Algo realmente inquebrável e talvez até imutável. Cansei desse olhar malgrado e não aderente ao brilho das boas coisas da vida. Cansei me fartei dessa apática solidão que teima em me perseguir. Meu tempo não acabou. Estou vivo e como tal, posso ainda sonhar com coisas lindas. Construir não castelos de areia, mas moradas seguras, com anjos encantados ao redor de meu novo eu.

Não quero um mundo de ilusões deformado pelas torpezas que agora me esmagam. Nada disso me fará feliz. Idealizo com um amanhã menos cruel e opressivo. Ambiciono com dias de ventos soprando amenos. Fantasio com a liberdade de ser eu mesmo. Sem ninguém para tolher os passos a serem seguidos. Congemino...

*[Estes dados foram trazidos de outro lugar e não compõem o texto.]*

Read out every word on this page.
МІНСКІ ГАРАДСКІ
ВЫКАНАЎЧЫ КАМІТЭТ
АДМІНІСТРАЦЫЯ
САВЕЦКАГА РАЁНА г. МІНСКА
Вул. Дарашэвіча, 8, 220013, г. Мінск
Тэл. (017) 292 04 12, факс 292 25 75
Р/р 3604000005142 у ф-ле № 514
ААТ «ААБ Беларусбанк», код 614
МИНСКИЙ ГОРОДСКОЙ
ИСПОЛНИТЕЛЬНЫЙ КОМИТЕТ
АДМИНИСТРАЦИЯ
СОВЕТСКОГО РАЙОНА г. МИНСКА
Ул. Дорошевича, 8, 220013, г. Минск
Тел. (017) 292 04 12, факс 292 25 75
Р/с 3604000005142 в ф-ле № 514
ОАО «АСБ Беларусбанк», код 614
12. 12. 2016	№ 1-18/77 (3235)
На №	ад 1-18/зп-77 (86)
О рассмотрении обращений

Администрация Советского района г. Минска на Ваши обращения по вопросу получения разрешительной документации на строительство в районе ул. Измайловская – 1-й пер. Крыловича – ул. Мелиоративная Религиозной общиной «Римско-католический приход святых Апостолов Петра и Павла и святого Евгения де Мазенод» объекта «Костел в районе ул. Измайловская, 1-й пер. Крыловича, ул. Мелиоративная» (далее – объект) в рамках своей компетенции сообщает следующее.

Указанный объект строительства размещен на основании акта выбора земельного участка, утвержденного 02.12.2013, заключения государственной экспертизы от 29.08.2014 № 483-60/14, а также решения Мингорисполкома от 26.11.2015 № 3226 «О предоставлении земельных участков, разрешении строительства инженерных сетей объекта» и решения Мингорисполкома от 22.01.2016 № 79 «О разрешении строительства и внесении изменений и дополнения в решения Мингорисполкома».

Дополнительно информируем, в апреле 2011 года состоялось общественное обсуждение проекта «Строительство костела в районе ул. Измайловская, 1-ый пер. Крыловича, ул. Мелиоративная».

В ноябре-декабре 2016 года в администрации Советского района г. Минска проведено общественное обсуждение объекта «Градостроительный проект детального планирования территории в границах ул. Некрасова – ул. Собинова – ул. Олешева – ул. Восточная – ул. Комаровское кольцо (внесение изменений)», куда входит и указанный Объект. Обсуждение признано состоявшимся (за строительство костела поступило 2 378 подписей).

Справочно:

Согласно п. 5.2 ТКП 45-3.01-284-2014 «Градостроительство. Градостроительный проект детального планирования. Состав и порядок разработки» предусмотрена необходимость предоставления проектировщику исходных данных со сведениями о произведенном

Pluralizo com coisas palpáveis, coisas ainda que difíceis para conseguir, mas embeveço. Sei meu tempo não acabou e a partir de agora alcançarei tudo o que almejei, e, se necessário for, aplicarei uma boa dose, uma porção cavalar de perseverança e amor em minha alma.  Beberei um cálice de vontade férrea para enfrentar as lutas e as pelejas que surgirem.

Quero me esquecer no tempo. Fluir como as águas cristalinas que correm pelo leito desse rio imenso que desemboca, tenho plena convicção, num oceano de ondas prósperas. O mar, para mim, significa transpor o túnel que tenho ali, aqui, a poucos passos à frente e chegar do outro lado.

Minhas mãos amanhecidas vieram lavar meu rosto de saudades. Haverei de agora em diante, plantar, no útero da vida a semente de um novo ser vivente. Um ser que desabrochará para o mundo. Como os girassóis que se abrem para o lado do astro rei. Nesse exato momento estou retirando da frente de meu rosto essas mãos amanhecidas.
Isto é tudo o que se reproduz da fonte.